Because ConfigCobra maps CIS controls to frameworks like NIS2, HIPAA, PCI DSS, ISO/IEC 27001, and NIST CSF, it also simplifies microsoft 365 audit preparation across multiple standards—without you manually re-mapping everything.

If you need to go further, ConfigCobra also supports custom rule sets for specific needs like SOC 2, ISO 27001, or GDPR, while still leveraging CIS as the core baseline.

You can explore it and start a trial directly at:
https://configcobra.com/compliance

Operationalize CIS in Everyday Security and Audits

The last step is to make CIS part of how you operate Microsoft 365, not just a one-time project. This is where many organizations quietly fail—they implement the benchmark once and then slowly drift away from it.

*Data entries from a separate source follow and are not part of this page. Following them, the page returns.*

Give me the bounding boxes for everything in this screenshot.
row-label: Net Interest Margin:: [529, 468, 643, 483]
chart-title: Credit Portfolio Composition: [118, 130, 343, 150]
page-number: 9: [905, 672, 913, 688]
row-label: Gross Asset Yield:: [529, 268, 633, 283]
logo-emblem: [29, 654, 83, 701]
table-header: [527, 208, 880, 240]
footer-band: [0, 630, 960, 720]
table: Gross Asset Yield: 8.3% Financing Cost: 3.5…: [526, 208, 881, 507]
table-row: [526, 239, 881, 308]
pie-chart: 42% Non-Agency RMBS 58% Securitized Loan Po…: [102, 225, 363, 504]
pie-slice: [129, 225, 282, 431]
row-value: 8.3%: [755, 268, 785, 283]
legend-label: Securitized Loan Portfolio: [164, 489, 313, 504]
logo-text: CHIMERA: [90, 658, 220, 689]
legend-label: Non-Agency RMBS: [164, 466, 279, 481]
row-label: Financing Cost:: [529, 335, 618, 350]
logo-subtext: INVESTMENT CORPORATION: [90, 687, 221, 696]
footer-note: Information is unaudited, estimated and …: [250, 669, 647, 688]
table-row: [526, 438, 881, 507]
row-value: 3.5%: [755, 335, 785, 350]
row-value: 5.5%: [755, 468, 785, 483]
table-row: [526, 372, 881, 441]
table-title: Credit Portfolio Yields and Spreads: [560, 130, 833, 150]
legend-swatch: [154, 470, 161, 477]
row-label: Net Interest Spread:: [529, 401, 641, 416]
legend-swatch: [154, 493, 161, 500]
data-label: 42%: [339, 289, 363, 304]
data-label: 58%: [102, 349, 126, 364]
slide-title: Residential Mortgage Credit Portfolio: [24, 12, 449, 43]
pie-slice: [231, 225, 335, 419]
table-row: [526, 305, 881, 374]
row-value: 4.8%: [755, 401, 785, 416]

Step 7: Embed CIS into your security and change processes

To keep your environment aligned with the cis benchmark microsoft 365 over time:

  • Integrate CIS checks into change management – When admins propose major changes (e.g., new sharing policies, conditional access, mailbox rules), require a quick validation against your CIS-aligned configuration.
  • Use scheduled assessments as guardrails – With automated m365 compliance assessment tools like ConfigCobra, treat each assessment as a regular health check. Investigate drifts promptly.
  • Train admins on the “why” – Explain to your admin team how specific settings tie back to CIS and downstream frameworks. People are more likely to respect policies when they know the rationale.

This turns CIS from a paper document into an operational standard that shapes daily decision-making.

Step 8: Use CIS as the backbone of audit narratives

When auditors arrive and ask about your m365 security audit posture, use CIS as the backbone of your story:

  • Start with: “We’ve adopted the CIS Microsoft 365 Foundations Benchmark as our configuration baseline.”
  • Explain your level choice: “We implement Level 1 controls tenant-wide and Level 2 for privileged accounts and sensitive departments.”
  • Demonstrate your microsoft 365 compliance automation: show recent assessment reports, ideally from a tool like ConfigCobra, with:
  • Control coverage
  • Pass/fail status
  • Evidence and remediation history

This approach feels structured and mature, and it gives auditors confidence that your security posture isn’t just a one-time effort but continuously monitored and improved.

Using the CIS Benchmark for Microsoft 365 doesn’t have to be a theoretical exercise or a giant spreadsheet project. If you break it down into clear steps—understand the benchmark, plan your scope, translate the controls into real settings, and then automate the checking—you can turn it into a practical foundation for every microsoft 365 security audit you face.

Over time, CIS becomes more than a baseline; it evolves into your central m365 compliance checklist and a common language between security, IT, and auditors. The real leverage comes when you add automation on top, so you’re not manually re-checking 129 controls before every audit.

If you’re ready to move from ad-hoc checks to a living, always-current view of your CIS alignment, it’s worth looking at ConfigCobra’s automated CIS Microsoft 365 assessments. It helps you:

  • Continuously assess Microsoft 365 against CIS Foundations (Level 1 and Level 2)
  • Detect and report configuration drift automatically
  • Generate audit-ready, evidence-rich reports on demand

You can see how it works and start a trial at:
https://configcobra.com/compliance

Building a strong microsoft 365 compliance posture is a journey, but with CIS as your guide and automation to keep you on track, that journey becomes far more manageable—and a lot less stressful when audit season comes around.